Book Project: Memorabilia. Anecdotal Storytelling and Moral Instruction in Roman Imperial Literature

The anecdote is a short, episodic narrative. It features a protagonist confronted with an extraordinary situation, which is resolved in a pointed conclusion. This confrontational and resolution-focused structure aligns with current literary studies’ interest in the referentiality of texts.
My project aims to redefine the character of the anecdote as a form of non-linear storytelling in Greek-Roman literature. It will examine the narrative strategies of ancient anecdote writers, the specific content and structural features of their anecdotes, intertextual references within the texts, and ancient writers’ reflections on the impact of their anecdotes on guiding readers.
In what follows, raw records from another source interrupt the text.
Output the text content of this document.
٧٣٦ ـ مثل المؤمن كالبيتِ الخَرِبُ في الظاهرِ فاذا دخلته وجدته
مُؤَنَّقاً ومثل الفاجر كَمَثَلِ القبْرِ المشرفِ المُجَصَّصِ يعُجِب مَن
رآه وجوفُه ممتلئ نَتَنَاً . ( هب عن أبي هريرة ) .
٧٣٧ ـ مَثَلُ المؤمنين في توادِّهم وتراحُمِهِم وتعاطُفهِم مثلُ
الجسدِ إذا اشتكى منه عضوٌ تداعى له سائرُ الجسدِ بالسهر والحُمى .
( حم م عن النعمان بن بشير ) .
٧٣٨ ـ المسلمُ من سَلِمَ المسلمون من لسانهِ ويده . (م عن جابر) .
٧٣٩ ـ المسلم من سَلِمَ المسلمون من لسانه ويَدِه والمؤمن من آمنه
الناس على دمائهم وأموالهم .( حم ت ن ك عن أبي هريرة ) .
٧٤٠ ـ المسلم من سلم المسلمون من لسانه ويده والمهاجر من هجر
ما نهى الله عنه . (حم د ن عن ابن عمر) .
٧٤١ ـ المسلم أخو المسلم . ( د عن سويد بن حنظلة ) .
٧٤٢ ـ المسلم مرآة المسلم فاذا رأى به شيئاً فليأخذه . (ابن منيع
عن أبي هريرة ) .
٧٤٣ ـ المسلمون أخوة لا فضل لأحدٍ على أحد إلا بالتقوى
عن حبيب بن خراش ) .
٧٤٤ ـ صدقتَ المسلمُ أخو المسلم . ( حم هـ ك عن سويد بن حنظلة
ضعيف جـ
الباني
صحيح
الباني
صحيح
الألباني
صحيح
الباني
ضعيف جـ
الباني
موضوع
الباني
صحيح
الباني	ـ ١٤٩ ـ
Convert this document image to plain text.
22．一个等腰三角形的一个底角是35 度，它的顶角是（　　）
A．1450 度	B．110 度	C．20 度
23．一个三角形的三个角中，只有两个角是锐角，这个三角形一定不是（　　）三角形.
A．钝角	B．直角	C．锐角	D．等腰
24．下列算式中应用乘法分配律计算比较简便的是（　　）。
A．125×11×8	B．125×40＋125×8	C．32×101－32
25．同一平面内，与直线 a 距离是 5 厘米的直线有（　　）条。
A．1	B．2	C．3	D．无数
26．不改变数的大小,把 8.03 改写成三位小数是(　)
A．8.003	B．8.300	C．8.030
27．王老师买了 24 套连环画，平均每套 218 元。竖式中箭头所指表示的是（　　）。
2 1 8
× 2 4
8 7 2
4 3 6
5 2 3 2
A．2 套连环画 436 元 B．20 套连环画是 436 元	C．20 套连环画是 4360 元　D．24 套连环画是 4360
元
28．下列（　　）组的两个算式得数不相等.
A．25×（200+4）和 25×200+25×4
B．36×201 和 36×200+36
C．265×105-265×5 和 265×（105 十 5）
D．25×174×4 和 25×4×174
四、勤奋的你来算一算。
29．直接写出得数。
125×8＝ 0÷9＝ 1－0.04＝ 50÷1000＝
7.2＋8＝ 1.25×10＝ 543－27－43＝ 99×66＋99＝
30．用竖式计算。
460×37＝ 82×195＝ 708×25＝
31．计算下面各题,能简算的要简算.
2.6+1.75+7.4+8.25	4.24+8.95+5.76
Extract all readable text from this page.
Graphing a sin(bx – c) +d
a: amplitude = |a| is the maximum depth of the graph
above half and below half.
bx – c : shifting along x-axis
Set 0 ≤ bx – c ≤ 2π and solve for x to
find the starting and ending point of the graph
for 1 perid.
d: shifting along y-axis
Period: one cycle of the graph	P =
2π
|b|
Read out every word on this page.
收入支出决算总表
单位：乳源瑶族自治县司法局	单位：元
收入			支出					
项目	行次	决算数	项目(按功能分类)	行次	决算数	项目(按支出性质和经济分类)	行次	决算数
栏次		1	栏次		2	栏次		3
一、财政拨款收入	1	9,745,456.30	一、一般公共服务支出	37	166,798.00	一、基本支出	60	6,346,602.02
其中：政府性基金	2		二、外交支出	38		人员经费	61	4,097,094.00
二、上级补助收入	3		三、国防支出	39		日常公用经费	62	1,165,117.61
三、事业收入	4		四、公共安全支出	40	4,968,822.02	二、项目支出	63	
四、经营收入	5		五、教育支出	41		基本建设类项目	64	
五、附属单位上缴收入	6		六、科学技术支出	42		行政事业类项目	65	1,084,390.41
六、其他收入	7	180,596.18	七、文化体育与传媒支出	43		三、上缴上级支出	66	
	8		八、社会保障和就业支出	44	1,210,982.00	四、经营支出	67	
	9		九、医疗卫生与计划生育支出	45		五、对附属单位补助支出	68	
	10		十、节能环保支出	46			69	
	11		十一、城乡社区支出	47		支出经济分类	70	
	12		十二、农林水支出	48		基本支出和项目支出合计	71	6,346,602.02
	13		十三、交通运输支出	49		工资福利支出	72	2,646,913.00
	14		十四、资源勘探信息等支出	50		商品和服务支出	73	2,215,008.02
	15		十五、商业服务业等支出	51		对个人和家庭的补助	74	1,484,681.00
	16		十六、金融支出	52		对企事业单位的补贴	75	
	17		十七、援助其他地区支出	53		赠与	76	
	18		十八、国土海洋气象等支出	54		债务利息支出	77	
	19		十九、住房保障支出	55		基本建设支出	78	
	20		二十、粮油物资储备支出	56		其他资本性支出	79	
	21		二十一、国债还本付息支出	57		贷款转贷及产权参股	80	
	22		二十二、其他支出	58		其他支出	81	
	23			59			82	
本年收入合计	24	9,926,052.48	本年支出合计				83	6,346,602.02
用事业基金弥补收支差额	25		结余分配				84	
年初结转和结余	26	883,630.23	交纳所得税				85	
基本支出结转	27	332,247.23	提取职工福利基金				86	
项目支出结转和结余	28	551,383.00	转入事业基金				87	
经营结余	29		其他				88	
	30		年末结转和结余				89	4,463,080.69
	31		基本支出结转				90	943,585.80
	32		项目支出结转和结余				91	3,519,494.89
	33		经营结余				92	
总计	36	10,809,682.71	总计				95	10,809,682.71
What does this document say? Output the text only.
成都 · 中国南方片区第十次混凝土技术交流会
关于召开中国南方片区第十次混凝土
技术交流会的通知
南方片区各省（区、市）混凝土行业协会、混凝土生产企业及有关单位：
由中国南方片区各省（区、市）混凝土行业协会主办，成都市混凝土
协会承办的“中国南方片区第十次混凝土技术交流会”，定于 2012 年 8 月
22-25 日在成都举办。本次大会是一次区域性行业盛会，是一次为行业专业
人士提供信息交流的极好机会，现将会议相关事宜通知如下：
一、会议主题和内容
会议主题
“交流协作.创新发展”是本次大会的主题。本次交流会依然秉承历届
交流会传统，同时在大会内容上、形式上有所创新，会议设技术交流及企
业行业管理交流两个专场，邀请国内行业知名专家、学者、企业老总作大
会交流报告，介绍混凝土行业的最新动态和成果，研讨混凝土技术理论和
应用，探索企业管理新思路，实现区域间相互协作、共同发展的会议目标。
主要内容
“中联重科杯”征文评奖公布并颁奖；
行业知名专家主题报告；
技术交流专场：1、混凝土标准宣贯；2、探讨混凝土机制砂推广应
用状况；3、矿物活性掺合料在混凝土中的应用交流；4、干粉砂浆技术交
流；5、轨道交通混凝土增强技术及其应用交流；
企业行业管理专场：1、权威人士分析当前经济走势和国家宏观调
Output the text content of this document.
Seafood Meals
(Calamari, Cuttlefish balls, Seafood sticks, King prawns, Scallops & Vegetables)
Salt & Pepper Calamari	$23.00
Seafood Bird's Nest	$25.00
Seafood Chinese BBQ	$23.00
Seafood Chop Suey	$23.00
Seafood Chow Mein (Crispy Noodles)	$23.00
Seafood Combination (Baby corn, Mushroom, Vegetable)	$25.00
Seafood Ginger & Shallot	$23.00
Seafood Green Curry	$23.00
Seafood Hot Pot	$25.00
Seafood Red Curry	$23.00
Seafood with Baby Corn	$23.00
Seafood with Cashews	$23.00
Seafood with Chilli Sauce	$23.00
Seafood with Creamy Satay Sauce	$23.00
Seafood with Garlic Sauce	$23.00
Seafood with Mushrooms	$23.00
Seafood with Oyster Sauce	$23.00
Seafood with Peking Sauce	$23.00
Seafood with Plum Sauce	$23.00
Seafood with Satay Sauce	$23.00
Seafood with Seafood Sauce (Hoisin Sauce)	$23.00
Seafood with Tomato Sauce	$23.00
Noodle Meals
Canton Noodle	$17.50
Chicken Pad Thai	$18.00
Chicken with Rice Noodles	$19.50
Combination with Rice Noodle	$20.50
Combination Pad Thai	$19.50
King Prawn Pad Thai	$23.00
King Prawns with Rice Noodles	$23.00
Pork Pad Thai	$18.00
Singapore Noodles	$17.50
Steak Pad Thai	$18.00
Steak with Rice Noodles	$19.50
The focus of the work is on the Memorabilia literature of the Roman Imperial period, preserved in both Latin (Valerius Maximus and Frontinus) and Greek (Polyaenus and Plutarch). These works highlight particularities in snippets to explain a broader meaning.

Of central interest are the introductory proems of the Memorabilia, where the anecdote writers articulate the didactic claims of their collections. Special attention will be given to the previously neglected interdependencies between the moral instructions of Memorabilia literature and Stoic or Middle-Platonic theories and guidelines for emotional control.

Overall, the project anticipates new insights into forms and functions of non-linear storytelling in antiquity. Potential connections emerge with the literary techniques of other strongly anecdotal genres such as natural history and technical writing. Moreover, the intertextual study of the didactic claims of Memorabilia literature promises to illuminate an interface of rhetoric and philosophy, previously neglected by research, from a new perspective.